More than 33 million people worldwide are living with HIV, up 20 percent since 2000, according to the new UNAIDS Epidemic Update 2009. The report shows that Sub Saharan Africa remains the worst affected area with more than 22.4 million HIV-positive people.

However, the report also highlighted that new HIV infections have declined each year by about 17 percent from 2001 to 2008. Last year, about 2.7 million people were newly infected with HIV, compared with about 3.3 million in 2001. But the number of people living with HIV in the world currently is still the highest in history.

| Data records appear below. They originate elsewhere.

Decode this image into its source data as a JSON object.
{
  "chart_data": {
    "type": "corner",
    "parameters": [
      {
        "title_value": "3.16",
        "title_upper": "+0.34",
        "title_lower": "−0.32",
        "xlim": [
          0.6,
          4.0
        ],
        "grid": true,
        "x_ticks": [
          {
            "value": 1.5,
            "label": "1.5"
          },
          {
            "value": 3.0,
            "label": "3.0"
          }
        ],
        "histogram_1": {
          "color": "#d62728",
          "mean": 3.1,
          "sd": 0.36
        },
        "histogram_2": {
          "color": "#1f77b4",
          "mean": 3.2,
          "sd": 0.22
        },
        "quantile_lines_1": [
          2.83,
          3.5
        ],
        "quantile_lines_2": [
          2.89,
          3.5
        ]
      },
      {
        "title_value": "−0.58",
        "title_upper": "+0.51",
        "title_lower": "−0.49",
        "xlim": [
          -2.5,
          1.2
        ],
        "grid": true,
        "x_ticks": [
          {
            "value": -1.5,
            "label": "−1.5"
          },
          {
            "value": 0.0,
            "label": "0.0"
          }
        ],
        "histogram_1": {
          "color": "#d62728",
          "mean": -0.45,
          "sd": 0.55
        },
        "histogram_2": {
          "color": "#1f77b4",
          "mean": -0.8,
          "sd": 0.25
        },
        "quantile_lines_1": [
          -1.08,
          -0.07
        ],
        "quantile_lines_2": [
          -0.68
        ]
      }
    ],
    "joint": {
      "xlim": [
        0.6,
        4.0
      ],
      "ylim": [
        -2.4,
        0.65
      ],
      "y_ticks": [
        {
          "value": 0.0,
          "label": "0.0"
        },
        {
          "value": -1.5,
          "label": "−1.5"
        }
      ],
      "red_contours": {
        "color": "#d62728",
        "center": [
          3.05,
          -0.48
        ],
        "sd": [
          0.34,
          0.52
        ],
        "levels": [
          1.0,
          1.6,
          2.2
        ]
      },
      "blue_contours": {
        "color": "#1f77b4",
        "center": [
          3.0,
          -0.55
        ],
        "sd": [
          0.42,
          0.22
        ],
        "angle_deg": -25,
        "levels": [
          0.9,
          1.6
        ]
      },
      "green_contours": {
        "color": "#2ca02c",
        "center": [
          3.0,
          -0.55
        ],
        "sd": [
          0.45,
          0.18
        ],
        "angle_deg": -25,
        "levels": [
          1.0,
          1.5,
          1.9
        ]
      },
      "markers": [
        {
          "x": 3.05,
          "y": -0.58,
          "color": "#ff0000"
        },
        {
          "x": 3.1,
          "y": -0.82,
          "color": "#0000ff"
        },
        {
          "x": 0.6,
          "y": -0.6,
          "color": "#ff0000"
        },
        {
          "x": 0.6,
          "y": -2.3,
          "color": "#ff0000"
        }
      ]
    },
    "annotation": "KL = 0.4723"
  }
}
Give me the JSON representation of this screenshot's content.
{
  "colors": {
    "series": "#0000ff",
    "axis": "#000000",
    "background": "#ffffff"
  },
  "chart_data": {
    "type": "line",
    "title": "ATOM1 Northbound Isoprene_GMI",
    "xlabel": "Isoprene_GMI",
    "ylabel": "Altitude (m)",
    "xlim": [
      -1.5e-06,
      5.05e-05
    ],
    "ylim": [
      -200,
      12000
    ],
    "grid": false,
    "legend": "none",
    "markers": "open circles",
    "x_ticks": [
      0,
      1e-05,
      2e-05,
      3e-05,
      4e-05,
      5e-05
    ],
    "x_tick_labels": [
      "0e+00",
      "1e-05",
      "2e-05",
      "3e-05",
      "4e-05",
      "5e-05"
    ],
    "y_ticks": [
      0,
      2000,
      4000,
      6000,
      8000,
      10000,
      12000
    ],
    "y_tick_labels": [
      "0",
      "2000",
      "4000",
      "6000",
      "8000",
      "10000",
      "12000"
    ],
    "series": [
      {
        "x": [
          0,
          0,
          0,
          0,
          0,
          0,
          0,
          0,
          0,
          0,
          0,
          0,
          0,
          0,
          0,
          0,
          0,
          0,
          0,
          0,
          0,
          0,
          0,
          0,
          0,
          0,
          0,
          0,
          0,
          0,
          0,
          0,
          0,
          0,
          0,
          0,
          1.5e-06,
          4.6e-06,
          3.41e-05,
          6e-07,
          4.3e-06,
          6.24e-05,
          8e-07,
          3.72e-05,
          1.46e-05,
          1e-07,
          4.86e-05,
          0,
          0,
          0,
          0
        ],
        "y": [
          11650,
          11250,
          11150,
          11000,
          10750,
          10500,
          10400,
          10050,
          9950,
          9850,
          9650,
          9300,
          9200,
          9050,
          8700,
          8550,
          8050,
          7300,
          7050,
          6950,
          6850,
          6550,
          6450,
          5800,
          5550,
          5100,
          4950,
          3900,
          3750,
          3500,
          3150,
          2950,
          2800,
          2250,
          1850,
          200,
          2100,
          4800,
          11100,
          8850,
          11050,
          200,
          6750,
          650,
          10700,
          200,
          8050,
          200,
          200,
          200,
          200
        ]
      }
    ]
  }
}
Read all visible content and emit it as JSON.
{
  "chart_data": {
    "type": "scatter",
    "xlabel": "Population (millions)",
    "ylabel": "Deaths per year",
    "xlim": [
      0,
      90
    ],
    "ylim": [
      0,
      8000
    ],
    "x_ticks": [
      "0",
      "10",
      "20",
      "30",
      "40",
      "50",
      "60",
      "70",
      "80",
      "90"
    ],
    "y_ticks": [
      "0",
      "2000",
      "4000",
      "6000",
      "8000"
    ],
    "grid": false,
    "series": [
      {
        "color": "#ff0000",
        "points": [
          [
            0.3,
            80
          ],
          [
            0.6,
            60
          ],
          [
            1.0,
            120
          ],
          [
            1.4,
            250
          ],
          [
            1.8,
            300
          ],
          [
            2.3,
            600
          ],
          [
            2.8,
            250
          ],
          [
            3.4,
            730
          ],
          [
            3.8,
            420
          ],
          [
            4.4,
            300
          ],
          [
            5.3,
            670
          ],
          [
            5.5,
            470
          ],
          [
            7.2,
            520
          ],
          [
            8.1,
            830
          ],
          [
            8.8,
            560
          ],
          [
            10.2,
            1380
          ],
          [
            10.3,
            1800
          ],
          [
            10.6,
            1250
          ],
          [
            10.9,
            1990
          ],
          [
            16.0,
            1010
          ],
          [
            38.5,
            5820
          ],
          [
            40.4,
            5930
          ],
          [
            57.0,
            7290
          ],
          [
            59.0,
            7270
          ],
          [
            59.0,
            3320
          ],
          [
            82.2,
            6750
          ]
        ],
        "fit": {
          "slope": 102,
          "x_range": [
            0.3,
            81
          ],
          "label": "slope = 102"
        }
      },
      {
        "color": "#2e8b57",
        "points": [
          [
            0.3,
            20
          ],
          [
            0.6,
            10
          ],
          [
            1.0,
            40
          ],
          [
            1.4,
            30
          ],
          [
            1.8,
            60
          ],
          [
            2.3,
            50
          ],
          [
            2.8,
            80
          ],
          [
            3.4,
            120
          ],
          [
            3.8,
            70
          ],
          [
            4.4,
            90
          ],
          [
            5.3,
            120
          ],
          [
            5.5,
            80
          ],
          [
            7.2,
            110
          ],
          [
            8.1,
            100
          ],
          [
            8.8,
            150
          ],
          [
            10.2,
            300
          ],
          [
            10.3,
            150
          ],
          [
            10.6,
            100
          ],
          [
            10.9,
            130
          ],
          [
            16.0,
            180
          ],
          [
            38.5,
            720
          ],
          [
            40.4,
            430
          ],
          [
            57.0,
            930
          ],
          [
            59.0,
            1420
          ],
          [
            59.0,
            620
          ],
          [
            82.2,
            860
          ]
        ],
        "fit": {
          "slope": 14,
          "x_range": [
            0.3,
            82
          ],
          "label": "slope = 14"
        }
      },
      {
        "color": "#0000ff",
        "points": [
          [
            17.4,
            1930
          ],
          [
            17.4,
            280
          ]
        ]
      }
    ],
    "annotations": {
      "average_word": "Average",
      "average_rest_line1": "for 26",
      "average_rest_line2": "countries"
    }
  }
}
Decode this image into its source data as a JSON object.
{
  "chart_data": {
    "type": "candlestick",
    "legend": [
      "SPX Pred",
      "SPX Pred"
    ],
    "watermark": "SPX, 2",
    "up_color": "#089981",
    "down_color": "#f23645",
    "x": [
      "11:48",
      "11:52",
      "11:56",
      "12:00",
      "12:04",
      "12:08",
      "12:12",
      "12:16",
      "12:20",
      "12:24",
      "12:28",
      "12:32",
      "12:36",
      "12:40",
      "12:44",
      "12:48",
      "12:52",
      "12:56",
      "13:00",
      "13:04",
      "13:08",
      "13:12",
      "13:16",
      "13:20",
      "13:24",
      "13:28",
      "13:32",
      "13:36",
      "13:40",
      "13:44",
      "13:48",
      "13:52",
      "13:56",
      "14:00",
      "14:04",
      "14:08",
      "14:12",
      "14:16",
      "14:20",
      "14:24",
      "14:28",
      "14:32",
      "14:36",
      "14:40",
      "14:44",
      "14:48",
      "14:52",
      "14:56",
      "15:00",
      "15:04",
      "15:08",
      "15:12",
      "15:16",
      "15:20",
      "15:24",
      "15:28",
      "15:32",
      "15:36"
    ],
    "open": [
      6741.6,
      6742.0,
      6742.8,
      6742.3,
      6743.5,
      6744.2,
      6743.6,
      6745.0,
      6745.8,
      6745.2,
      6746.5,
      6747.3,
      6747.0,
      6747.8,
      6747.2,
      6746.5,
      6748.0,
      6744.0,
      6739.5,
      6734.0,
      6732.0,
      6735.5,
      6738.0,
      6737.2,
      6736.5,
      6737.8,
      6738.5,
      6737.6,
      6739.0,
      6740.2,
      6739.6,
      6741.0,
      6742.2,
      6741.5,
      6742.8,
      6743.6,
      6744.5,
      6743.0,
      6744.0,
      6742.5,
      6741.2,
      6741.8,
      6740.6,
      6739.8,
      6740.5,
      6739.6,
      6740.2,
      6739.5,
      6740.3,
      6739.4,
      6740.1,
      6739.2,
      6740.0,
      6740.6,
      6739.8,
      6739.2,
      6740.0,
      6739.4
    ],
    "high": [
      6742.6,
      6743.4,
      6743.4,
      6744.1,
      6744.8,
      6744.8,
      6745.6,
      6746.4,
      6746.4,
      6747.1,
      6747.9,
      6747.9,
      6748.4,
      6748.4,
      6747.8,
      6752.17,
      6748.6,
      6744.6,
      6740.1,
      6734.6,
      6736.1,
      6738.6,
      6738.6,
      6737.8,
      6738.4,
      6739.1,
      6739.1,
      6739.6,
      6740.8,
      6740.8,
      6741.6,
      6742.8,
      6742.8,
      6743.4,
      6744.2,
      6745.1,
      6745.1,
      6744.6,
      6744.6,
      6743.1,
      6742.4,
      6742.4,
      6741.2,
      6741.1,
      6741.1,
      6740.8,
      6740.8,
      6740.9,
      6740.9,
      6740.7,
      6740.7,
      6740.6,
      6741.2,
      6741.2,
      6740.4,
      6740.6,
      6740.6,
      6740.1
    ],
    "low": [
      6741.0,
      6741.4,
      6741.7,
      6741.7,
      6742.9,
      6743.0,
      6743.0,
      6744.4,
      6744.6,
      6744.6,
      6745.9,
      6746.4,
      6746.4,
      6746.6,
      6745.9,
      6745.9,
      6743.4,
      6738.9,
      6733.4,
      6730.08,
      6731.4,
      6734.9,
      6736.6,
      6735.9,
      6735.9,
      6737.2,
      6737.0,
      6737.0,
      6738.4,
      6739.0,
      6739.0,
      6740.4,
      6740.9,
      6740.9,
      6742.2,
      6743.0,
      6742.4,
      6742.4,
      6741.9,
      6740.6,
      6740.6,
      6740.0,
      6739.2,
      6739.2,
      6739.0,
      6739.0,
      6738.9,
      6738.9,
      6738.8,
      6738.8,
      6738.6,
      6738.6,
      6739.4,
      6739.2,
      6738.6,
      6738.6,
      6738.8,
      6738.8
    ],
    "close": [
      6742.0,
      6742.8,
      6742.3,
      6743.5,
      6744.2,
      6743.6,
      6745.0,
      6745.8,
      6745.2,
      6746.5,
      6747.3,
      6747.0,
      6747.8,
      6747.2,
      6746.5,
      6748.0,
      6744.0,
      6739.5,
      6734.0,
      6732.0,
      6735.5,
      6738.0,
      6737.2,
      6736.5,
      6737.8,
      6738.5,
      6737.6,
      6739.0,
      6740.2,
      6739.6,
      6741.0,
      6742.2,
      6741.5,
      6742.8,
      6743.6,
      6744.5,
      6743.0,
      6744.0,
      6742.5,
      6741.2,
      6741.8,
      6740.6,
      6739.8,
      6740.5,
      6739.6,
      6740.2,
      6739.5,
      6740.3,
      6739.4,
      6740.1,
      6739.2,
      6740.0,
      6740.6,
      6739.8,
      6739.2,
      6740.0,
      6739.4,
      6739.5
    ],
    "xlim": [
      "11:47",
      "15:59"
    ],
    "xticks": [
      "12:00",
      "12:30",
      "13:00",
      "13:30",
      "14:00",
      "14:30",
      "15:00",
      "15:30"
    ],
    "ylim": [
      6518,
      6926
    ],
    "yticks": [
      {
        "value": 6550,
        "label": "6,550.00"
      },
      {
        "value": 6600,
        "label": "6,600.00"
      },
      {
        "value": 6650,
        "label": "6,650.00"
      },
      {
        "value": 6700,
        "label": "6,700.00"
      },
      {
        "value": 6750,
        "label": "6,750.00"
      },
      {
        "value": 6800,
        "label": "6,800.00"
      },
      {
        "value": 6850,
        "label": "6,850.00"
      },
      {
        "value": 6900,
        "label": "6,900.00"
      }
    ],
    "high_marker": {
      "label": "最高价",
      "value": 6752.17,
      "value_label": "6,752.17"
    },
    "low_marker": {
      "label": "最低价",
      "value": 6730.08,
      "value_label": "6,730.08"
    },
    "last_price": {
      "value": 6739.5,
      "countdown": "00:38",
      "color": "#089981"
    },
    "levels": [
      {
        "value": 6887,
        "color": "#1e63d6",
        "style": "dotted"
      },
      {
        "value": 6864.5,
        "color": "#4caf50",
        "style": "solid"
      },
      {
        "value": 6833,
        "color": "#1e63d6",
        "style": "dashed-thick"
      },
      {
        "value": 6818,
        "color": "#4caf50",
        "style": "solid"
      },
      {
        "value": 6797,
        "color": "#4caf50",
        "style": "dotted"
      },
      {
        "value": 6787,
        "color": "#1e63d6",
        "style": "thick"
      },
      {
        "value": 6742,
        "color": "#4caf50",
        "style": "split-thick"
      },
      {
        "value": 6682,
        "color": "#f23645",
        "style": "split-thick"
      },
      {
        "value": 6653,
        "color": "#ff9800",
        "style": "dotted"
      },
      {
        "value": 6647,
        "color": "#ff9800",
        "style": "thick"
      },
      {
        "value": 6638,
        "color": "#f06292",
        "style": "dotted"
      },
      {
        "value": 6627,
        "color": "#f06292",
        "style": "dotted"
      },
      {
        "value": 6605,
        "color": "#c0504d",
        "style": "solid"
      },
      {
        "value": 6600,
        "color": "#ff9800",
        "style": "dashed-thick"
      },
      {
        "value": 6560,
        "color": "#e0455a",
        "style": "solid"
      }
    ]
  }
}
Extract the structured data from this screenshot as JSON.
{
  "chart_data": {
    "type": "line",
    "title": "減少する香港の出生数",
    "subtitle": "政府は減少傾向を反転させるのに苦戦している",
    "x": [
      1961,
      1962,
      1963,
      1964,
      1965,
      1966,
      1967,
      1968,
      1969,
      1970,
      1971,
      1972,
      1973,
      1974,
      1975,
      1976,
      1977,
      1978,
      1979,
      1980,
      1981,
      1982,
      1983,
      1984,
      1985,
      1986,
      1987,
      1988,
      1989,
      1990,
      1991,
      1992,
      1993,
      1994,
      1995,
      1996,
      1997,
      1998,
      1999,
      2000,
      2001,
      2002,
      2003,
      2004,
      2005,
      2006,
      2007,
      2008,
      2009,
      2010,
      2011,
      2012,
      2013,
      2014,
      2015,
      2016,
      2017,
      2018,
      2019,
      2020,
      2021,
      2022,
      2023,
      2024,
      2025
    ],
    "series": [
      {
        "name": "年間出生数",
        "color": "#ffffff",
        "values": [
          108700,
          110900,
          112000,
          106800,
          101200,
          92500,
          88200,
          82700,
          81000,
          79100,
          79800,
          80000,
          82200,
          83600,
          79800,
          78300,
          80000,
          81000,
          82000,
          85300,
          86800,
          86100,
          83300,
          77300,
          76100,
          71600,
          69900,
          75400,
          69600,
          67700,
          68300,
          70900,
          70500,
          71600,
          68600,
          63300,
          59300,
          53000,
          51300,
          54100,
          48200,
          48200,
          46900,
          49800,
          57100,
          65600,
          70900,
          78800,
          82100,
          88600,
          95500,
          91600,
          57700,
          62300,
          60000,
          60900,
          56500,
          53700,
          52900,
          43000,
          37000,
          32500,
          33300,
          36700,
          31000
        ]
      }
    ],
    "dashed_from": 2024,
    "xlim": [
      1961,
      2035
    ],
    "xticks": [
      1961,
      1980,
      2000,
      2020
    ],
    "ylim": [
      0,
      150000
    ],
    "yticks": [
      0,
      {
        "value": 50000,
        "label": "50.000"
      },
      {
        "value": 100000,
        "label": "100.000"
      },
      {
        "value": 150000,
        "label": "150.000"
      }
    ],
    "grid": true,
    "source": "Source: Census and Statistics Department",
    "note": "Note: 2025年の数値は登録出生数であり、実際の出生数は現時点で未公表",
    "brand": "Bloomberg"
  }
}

The U.N. report also noted that about 4 million people were receiving AIDS drugs at the end of 2008, up from 3 million the previous year. But another 5 million people who needed treatment are not receiving it.

Pacific School of Religion, a multidenominational Christian seminary in Berkeley, Calif., is helping to raise awareness about AIDS and to encourage openness about the disease. The school is offering free HIV testing and a chapel service on campus on World AIDS Day, Dec. 1. The events are co-sponsored by PSR's Center for Lesbian and Gay Studies in Religion and Ministry, and New Spirit Community Church of Berkeley.

"We want to send a clear message to people with HIV/AIDS that they have a prominent place of welcome in the member churches of our seminary, including the United Church of Christ, the Disciples of Christ, and the Metropolitan Community Churches," said the Rev. Jim Mitulski, Mitulski, who is HIV-positive and the pastor of New Spirit Community Church, in a statement.

Other denominations that have been vocal on World AIDS Day include the Anglican Communion and the Evangelical Lutheran Church in America.

World AIDS Day was established by the World Health Organization on Dec. 1, 1988, to raise awareness of the AIDS pandemic caused by the spread of HIV infections. The day is also devoted to raising money, fighting prejudice and improving education about the disease.